To many Democrats, he was rude, offensive and racist. They were angry and voted with passion. But still, their voices were worth one vote.
Mr Trump then said to the Republicans ‘Screw you too. You have to vote for me or Hillary wins’. Republicans voted for Mr Trump in part because Republicans hated Hillary Clinton.
He then went to the 50 per cent who never vote and said, ‘See how I told those politicians ‘screw you’? Now vote for me’.
Just enough of them did.
In 2012, roughly nine per cent of voters were first-time voters.
Most were young and most voted Democrat. But 2016 saw an increase in first-time voters to 15 per cent. Most of the increase was made up of older, white, working-class people who had never voted before.
These older, white working-class voters lived in swing states and voted for Mr Trump.
To win this time Mr Trump needs to do the following. Firstly, he needs to hold his base, who will vote for him come what may. This is almost certain and is why Mr Trump still feeds ‘red meat’ of racism and misogyny.
It is why he can be so rude and bombastic in the Presidential Debates. Mr Trump’s base loves it and Democrats hate it – but Democrats were never going to vote for Mr Trump, so he just doesn’t care about them.
Secondly, Mr Trump needs to demonise Joe Biden in the minds of Republican-leaning voters so they hate him as much as they hated Mrs Clinton.
This is very possible. It is the reason why he calls Mr Biden a puppet of the ‘Radical Socialist Left’.
The current Supreme Court appointment plays right into Donald Trump’s hands.

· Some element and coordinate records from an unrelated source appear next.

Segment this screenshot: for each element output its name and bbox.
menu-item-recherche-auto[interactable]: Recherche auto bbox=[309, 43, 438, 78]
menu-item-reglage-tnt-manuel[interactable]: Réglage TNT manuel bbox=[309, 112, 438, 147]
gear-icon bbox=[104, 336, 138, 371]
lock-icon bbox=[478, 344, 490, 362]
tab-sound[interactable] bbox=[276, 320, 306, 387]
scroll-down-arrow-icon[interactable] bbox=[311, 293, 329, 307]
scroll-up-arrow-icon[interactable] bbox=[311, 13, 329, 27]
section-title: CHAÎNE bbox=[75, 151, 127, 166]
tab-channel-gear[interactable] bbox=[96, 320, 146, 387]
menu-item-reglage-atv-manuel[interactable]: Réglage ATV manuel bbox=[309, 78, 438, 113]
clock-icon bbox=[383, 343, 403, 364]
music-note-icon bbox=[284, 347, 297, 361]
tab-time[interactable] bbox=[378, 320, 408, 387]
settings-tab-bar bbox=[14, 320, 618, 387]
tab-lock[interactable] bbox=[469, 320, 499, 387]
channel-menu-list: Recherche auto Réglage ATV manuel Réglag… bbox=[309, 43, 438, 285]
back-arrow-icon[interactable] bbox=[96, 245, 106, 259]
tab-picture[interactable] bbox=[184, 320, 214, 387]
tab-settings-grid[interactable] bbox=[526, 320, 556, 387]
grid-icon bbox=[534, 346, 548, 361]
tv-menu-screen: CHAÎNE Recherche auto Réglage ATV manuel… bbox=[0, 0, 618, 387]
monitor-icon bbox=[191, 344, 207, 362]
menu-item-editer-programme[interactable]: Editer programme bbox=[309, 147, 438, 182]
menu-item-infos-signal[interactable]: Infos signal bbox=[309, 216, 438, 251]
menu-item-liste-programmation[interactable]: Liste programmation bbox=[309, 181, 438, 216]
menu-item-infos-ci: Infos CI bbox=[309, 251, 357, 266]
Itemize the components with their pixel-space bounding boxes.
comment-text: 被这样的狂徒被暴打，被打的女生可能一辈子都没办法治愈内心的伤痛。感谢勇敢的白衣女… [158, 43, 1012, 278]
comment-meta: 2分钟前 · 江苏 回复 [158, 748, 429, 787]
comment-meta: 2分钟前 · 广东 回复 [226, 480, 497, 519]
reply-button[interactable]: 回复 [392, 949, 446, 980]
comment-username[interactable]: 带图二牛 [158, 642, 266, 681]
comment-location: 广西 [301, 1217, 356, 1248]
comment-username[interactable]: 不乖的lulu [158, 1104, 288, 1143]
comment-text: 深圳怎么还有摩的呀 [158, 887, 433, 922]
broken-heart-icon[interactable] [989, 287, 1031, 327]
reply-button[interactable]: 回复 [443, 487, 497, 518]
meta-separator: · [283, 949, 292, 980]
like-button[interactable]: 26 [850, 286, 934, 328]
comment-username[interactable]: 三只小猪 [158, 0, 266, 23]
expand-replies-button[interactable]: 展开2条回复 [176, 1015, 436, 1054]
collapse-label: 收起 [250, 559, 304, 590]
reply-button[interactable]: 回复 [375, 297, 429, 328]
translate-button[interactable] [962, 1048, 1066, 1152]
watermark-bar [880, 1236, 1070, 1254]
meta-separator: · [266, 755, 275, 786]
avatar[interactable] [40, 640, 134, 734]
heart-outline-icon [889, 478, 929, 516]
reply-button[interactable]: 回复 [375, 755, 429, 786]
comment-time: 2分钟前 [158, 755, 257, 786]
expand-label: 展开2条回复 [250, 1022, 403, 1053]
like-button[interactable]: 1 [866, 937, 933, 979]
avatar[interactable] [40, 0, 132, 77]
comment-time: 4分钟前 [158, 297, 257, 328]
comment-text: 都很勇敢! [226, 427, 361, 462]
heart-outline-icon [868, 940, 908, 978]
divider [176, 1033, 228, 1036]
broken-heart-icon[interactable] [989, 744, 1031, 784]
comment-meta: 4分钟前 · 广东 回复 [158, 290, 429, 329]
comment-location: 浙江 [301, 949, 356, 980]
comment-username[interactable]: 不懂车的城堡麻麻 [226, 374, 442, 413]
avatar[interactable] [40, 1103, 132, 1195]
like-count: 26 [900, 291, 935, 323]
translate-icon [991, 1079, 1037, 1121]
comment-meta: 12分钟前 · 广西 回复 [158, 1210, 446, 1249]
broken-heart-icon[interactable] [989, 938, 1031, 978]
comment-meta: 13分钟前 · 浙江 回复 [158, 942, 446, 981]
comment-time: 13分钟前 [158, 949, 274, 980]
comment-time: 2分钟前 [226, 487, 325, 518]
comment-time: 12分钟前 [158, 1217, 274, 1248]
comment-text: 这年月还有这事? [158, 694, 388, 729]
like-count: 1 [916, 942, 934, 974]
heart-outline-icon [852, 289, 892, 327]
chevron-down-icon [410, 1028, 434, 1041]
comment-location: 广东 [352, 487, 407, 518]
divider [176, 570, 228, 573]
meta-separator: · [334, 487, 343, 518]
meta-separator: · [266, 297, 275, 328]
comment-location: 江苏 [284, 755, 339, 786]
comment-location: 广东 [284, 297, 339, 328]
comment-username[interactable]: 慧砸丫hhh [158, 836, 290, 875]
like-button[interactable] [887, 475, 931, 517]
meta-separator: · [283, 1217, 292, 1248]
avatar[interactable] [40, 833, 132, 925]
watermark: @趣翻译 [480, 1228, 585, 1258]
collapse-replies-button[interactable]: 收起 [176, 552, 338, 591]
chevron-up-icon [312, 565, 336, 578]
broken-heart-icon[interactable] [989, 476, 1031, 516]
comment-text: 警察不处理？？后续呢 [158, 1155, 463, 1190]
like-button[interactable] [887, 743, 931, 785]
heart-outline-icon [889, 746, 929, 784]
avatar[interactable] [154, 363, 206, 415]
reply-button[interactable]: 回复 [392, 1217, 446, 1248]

In 2016, about one in five people said the appointment of Supreme Court judges was the most important factor in casting their vote and the majority of those voted for Mr Trump.
These people will vote for Mr Trump again on that issue alone.
The third thing Donald Trump needs is just enough of the people who never normally vote to get off their backsides and vote for him in the key swing states. He needs enough white working-class people to vote for him just like they did in 2016.
Hillary Clinton had a margin on the popular vote of about three million.
However, most of those were in California and New York – states that normally vote Democrat. Under the US Electoral College system, the states’ Electoral College votes were always going to go Democrat.
On the other hand, Mr Trump openly declared that he was going to flip the ‘swing states’ to vote for him – and he did. Even though the margins were small, he still won their Electoral College votes.
One of the extreme ironies of the 2016 election is that Mr Trump understood the Electoral College better than Mrs Clinton. While she focused on building her margin in the Democrat strongholds, Mr Trump won Ohio, Wisconsin, Pennsylvania and others.
Similarly, absent a left field event, this is where the 2020 election will be won and lost. Trump will keep his base. The Republicans will vote for him out of fear of the ‘radical left agenda’ and the Supreme Court appointments. The question is whether Trump can get enough normally non-voting people to vote for him in the swing states.
On this model, to determine if Trump will win or not, do not listen to people in California or New York. Listen instead to the white working-class people in Ohio, Wisconsin, Michigan and Pennsylvania.
But 2020 is the year that keeps giving and there is a left-field event. Trump has COVID-19. How bad will he have it? Was he contagious on debate night? Who else has been infected?
As morose as it might sound, this is such a strange year that perhaps the two septuagenarian candidates will spend election day on ventilators while we try to predict the outcome of a very curious election indeed.